Le Service Civil Volontaire, un contrat innovant pour les jeunes.
Le Service Civil Volontaire est un contrat, qui ne relève ni du code du travail, ni du bénévolat. Il est ouvert à tout jeune âgé de 16 à 25 ans à la condition d’être français ou citoyen européen, ou de résider de façon stable depuis au moins un an sur le territoire national. Il est conclu avec une structure d’accueil (association, collectivité territoriale ou établissement public d’intérêt général) pour une période déterminée : 6, 9 ou 12 mois renouvelable dans la limite de 24 mois, à raison d’une durée minimum de 26 heures hebdomadaires. Les missions peuvent avoir lieu en France ou à l’étranger.
L’une des principales innovations est de reposer sur la notion de projet désintéressé d’intérêt général. Les volontaires bénéficient d’une couverture sociale et sont toutefois indemnisés puisque l’Etat apporte une contribution financière aux associations, à hauteur de 900 euros par jeune accueilli et par mois.
Le gouvernement s’est en fait appuyé sur les dispositifs déjà existants, avec la volonté de les fédérer. Les « cadets de la République » pour la police, « Défense deuxième chance » pour la défense, et le volontariat associatif, sont autant de dispositifs que la nouvelle loi rassemble dans un socle commun. En 2007, près de 50 000 jeunes seront concernés.
Un statut pionnier : le volontariat associatif
La loi relative au volontariat associatif promulguée le 23 mai dernier crée un nouveau statut de volontariat ainsi qu’un contrat écrit entre le volontaire et l’organisme agrée (association, fondation reconnue d’utilité publique). Son but : organiser les modalités d’un engagement désintéressé, mais déterminé dans le temps, pour un projet d’intérêt général. Autre ajout, la volonté gouvernementale de créer un cadre juridique apte à protéger les personnes qui s’engagent, tout en garantissant aux structures d’accueil liberté d’action et sécurité juridique ; sans oublier une indemnité mensuelle pouvant aller jusqu’à 627 euros versée par l’organisme au volontaire !

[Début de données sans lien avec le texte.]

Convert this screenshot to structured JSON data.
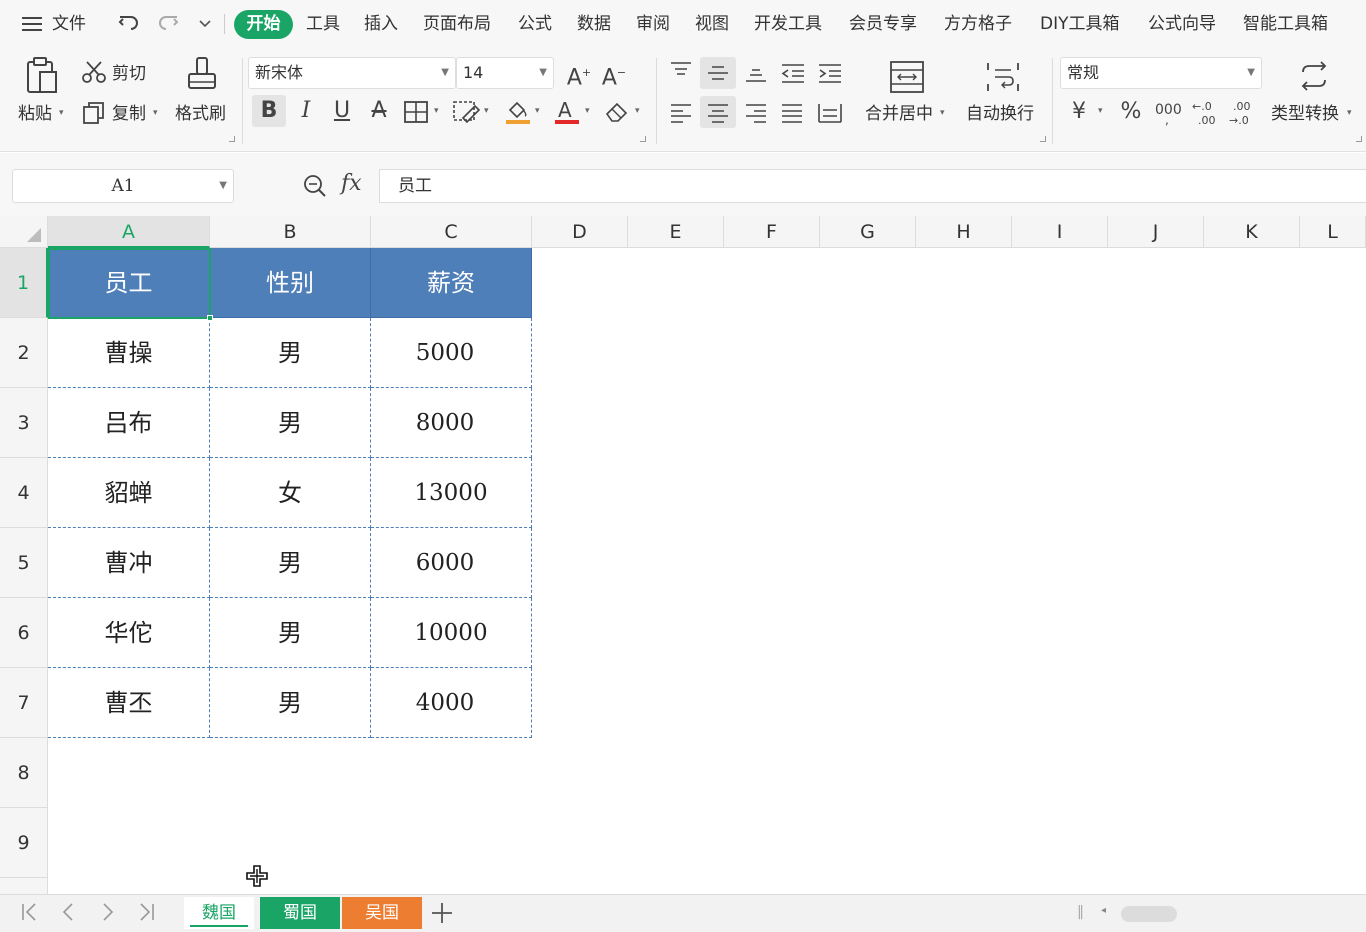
{
  "menubar": {
    "file_label": "文件",
    "tabs": [
      "开始",
      "工具",
      "插入",
      "页面布局",
      "公式",
      "数据",
      "审阅",
      "视图",
      "开发工具",
      "会员专享",
      "方方格子",
      "DIY工具箱",
      "公式向导",
      "智能工具箱"
    ]
  },
  "ribbon": {
    "paste": "粘贴",
    "cut": "剪切",
    "copy": "复制",
    "format_painter": "格式刷",
    "font_name": "新宋体",
    "font_size": "14",
    "merge_center": "合并居中",
    "wrap_text": "自动换行",
    "number_format": "常规",
    "type_convert": "类型转换",
    "currency_symbol": "¥",
    "percent_symbol": "%"
  },
  "formula_bar": {
    "name_box": "A1",
    "fx_symbol": "fx",
    "content": "员工"
  },
  "grid": {
    "columns": [
      "A",
      "B",
      "C",
      "D",
      "E",
      "F",
      "G",
      "H",
      "I",
      "J",
      "K",
      "L"
    ],
    "rows": [
      "1",
      "2",
      "3",
      "4",
      "5",
      "6",
      "7",
      "8",
      "9"
    ],
    "selected_cell": "A1",
    "table": {
      "headers": [
        "员工",
        "性别",
        "薪资"
      ],
      "rows": [
        [
          "曹操",
          "男",
          "5000"
        ],
        [
          "吕布",
          "男",
          "8000"
        ],
        [
          "貂蝉",
          "女",
          "13000"
        ],
        [
          "曹冲",
          "男",
          "6000"
        ],
        [
          "华佗",
          "男",
          "10000"
        ],
        [
          "曹丕",
          "男",
          "4000"
        ]
      ]
    }
  },
  "sheets": [
    {
      "name": "魏国",
      "state": "active"
    },
    {
      "name": "蜀国",
      "color": "#1aa566"
    },
    {
      "name": "吴国",
      "color": "#ed7d31"
    }
  ],
  "colors": {
    "accent": "#1aa566",
    "table_header": "#4f7fb8",
    "sheet_orange": "#ed7d31"
  }
}
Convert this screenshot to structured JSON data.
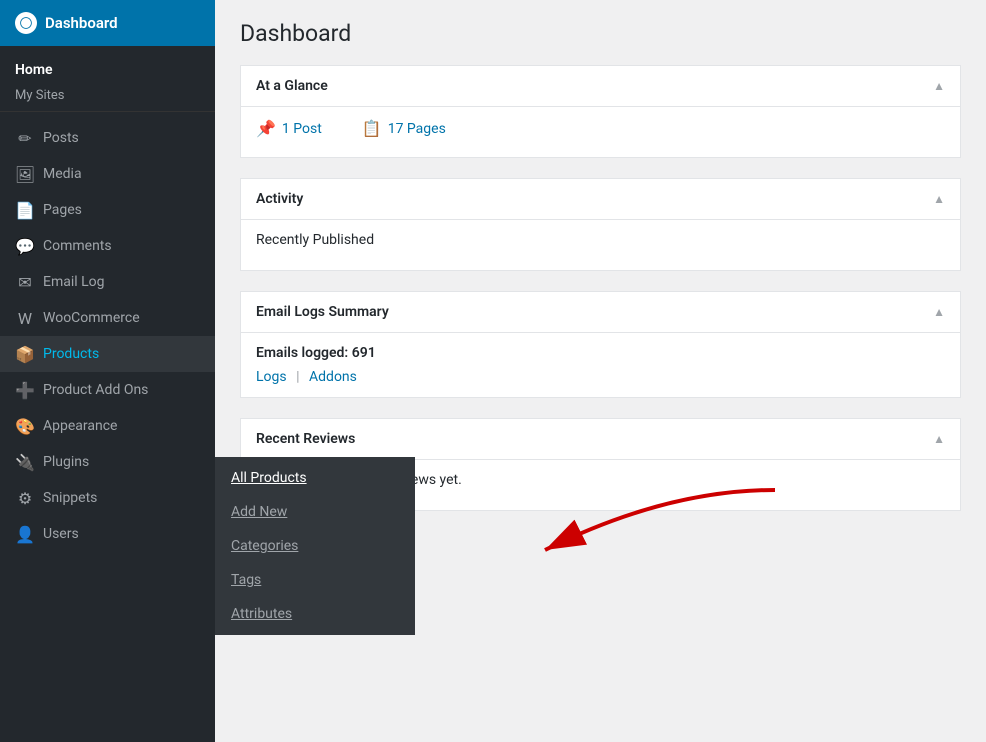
{
  "sidebar": {
    "header": {
      "title": "Dashboard",
      "logo_alt": "WordPress logo"
    },
    "home_section": {
      "home_label": "Home",
      "mysites_label": "My Sites"
    },
    "nav_items": [
      {
        "id": "posts",
        "label": "Posts",
        "icon": "✏"
      },
      {
        "id": "media",
        "label": "Media",
        "icon": "🖼"
      },
      {
        "id": "pages",
        "label": "Pages",
        "icon": "📄"
      },
      {
        "id": "comments",
        "label": "Comments",
        "icon": "💬"
      },
      {
        "id": "email-log",
        "label": "Email Log",
        "icon": "✉"
      },
      {
        "id": "woocommerce",
        "label": "WooCommerce",
        "icon": "W"
      },
      {
        "id": "products",
        "label": "Products",
        "icon": "📦",
        "active": true
      },
      {
        "id": "product-add-ons",
        "label": "Product Add Ons",
        "icon": "➕"
      },
      {
        "id": "appearance",
        "label": "Appearance",
        "icon": "🎨"
      },
      {
        "id": "plugins",
        "label": "Plugins",
        "icon": "🔌"
      },
      {
        "id": "snippets",
        "label": "Snippets",
        "icon": "⚙"
      },
      {
        "id": "users",
        "label": "Users",
        "icon": "👤"
      }
    ]
  },
  "main": {
    "page_title": "Dashboard",
    "widgets": {
      "at_a_glance": {
        "header": "At a Glance",
        "post_count": "1 Post",
        "page_count": "17 Pages"
      },
      "activity": {
        "header": "Activity",
        "recently_published": "Recently Published"
      },
      "email_logs": {
        "header": "Email Logs Summary",
        "emails_logged": "Emails logged: 691",
        "link_logs": "Logs",
        "link_addons": "Addons"
      },
      "recent_reviews": {
        "header": "Recent Reviews",
        "empty_text": "There are no product reviews yet."
      }
    }
  },
  "flyout": {
    "items": [
      {
        "id": "all-products",
        "label": "All Products",
        "first": true
      },
      {
        "id": "add-new",
        "label": "Add New"
      },
      {
        "id": "categories",
        "label": "Categories"
      },
      {
        "id": "tags",
        "label": "Tags"
      },
      {
        "id": "attributes",
        "label": "Attributes"
      }
    ]
  }
}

L’articulation du S.C.V. avec le volontariat associatif passe par une nécessité : l’agrément. Toute association, collectivité territoriale ou publique poursuivant un objectif d’intérêt général peut demander un dossier d’agrément à l’Agence nationale pour la cohésion sociale et pour l’égalité des chances, qui pilote le projet. Riche de cette reconnaissance de l’Etat, les associations agrémentées devraient bénéficier à la fois de l’intérêt financier que constitue cette opportunité, mais aussi et surtout d’un renfort humain important.
Répondre à un double objectif.
Le S.C.V. est un bon moyen d’intégrer socialement les jeunes en développant leur « sentiment de cohésion nationale ». A la différence de la notion de service civil obligatoire, qui ne déboucherait pas directement sur un emploi, le S.C.V. veut leur permettre de rejoindre différents corps de métiers (police, défense, santé, environnement…). Un tuteur personnel encadrera en effet chaque jeune volontaire, l’informera et le guidera tout au long de son service. La structure d’accueil s’engage aussi, pendant le dernier mois, à l’accompagner dans sa recherche d’emploi ou de formation qualifiante. Un programme de formation aux valeurs civiques est également prévu pour tout volontaire, qui, à l’issue de sa mission, se verra remettre un « brevet de service civil volontaire ».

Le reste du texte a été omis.